I'm new to this forum but have been reading a few of the posts over the past few weeks.
I'm a 31 year old guy from London and hoping to move to Singapore. My question is, how employable am I?
I'm an ACCA part qualified accountant with 4-5 years experience as a management accountant. I can speak Mandarin and Cantonese I would say intermediate/conversational level (can't read or write that much.) From what I see on the forums, accountants are pretty much a dime a dozen over there so it'll be difficult to compare with a local but was hoping to gauge my chances.

Anyone care to offer some insight?

On anothr note, I have tried firing off my CV to some job postings online but so far no response (although it's only been 2 months). I am actually planning to visit Singapore around mid to late August for around a month to do more fact finding and speak to a few recruiters or contacting companies directly. Maybe even catch a bit of the F1 Grand Prix in September.
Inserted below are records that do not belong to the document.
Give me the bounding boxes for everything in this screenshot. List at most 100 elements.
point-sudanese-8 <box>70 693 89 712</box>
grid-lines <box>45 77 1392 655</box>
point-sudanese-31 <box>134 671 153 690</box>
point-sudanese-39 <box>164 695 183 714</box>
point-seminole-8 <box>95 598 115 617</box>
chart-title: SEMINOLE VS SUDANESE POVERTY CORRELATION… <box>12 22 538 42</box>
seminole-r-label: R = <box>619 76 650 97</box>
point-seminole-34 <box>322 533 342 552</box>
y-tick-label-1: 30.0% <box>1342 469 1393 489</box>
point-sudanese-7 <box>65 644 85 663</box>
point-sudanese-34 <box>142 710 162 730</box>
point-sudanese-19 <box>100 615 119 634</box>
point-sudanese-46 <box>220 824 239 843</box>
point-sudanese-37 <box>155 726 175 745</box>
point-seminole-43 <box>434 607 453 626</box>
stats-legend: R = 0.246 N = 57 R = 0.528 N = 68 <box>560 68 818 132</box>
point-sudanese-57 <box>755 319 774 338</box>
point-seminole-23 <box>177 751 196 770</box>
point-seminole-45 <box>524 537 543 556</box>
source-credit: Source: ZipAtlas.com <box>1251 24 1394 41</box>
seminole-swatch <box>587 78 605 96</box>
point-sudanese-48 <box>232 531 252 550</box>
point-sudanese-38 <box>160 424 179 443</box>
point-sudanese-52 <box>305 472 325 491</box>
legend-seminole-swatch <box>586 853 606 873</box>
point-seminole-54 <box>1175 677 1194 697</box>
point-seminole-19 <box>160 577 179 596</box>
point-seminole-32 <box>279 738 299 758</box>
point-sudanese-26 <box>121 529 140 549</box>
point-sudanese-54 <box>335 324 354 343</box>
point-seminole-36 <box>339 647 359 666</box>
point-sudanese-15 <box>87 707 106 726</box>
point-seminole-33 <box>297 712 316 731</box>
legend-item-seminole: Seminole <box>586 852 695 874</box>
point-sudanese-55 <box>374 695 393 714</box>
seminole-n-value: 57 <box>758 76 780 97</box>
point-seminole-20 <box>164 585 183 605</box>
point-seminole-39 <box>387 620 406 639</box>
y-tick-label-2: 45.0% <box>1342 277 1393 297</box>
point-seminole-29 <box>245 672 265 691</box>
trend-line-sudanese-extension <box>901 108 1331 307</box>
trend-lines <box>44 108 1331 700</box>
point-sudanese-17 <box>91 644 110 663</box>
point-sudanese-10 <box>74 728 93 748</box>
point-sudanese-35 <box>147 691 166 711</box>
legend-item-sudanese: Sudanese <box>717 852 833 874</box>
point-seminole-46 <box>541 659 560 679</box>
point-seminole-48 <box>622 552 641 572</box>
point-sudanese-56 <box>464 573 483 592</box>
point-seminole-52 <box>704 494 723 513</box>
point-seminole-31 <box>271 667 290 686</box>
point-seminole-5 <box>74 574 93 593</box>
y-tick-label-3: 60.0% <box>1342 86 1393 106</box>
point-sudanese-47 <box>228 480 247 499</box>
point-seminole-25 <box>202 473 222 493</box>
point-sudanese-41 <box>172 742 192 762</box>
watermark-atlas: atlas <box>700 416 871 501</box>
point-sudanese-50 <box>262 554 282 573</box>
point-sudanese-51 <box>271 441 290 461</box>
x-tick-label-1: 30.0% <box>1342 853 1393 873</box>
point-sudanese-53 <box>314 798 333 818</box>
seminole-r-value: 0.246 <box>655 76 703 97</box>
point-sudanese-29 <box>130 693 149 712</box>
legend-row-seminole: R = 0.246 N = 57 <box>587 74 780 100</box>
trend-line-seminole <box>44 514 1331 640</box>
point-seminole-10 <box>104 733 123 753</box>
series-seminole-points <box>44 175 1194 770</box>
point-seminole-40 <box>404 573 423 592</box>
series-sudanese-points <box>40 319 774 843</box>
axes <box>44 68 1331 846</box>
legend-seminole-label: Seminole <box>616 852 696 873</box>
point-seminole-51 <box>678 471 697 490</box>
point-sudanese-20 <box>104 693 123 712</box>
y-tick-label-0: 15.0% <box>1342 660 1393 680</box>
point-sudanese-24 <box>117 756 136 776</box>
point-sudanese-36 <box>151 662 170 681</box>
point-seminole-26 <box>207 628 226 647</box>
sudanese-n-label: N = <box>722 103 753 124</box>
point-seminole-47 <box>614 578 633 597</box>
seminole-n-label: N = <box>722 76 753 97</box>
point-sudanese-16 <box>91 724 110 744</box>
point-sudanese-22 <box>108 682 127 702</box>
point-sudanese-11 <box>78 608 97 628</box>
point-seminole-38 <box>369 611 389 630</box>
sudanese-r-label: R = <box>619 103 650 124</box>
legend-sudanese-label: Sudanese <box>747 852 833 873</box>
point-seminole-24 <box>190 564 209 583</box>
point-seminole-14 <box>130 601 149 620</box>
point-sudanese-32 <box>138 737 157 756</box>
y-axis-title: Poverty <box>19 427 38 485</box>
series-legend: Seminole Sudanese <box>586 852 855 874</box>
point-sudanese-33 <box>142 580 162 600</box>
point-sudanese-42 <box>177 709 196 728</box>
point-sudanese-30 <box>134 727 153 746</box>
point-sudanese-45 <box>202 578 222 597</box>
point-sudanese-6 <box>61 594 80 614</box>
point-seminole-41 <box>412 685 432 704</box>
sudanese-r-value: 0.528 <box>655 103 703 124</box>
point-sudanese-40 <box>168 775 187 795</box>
Anyone fancy meeting up to hang out, share experiences?

Thanks.

hohoho


----------



## simonsays (Feb 11, 2009)

Firstly, why the emphasis on Mandarin ? the truth is, unless you are chinese, in Singapore context, it doesn't matter .. again, that is unless you are dealing PRC clients. . 

And sorry to be blunt, for SMEs here, which make up 80% of the employers, non-chinese are NOT accountants, unless it is an Indian or such other race owned company. Not a racist thing, but most of the suppliers / trade partners for SMEs are form Malaysia or China, and knowing fluent chinese as an accountant is a requirement .. 

Unless you are good in Malay 

Back to your case - well, if you are a Brit, try to get yourself head hunted by a Brit company operating in Singapore and a lot of Brit Companies are operating here.


----------



## ysayap (May 17, 2012)

It would be advisable to consult a Headhunter for a more accurate opinion if you will get hired easily. And what companies you can apply to.


----------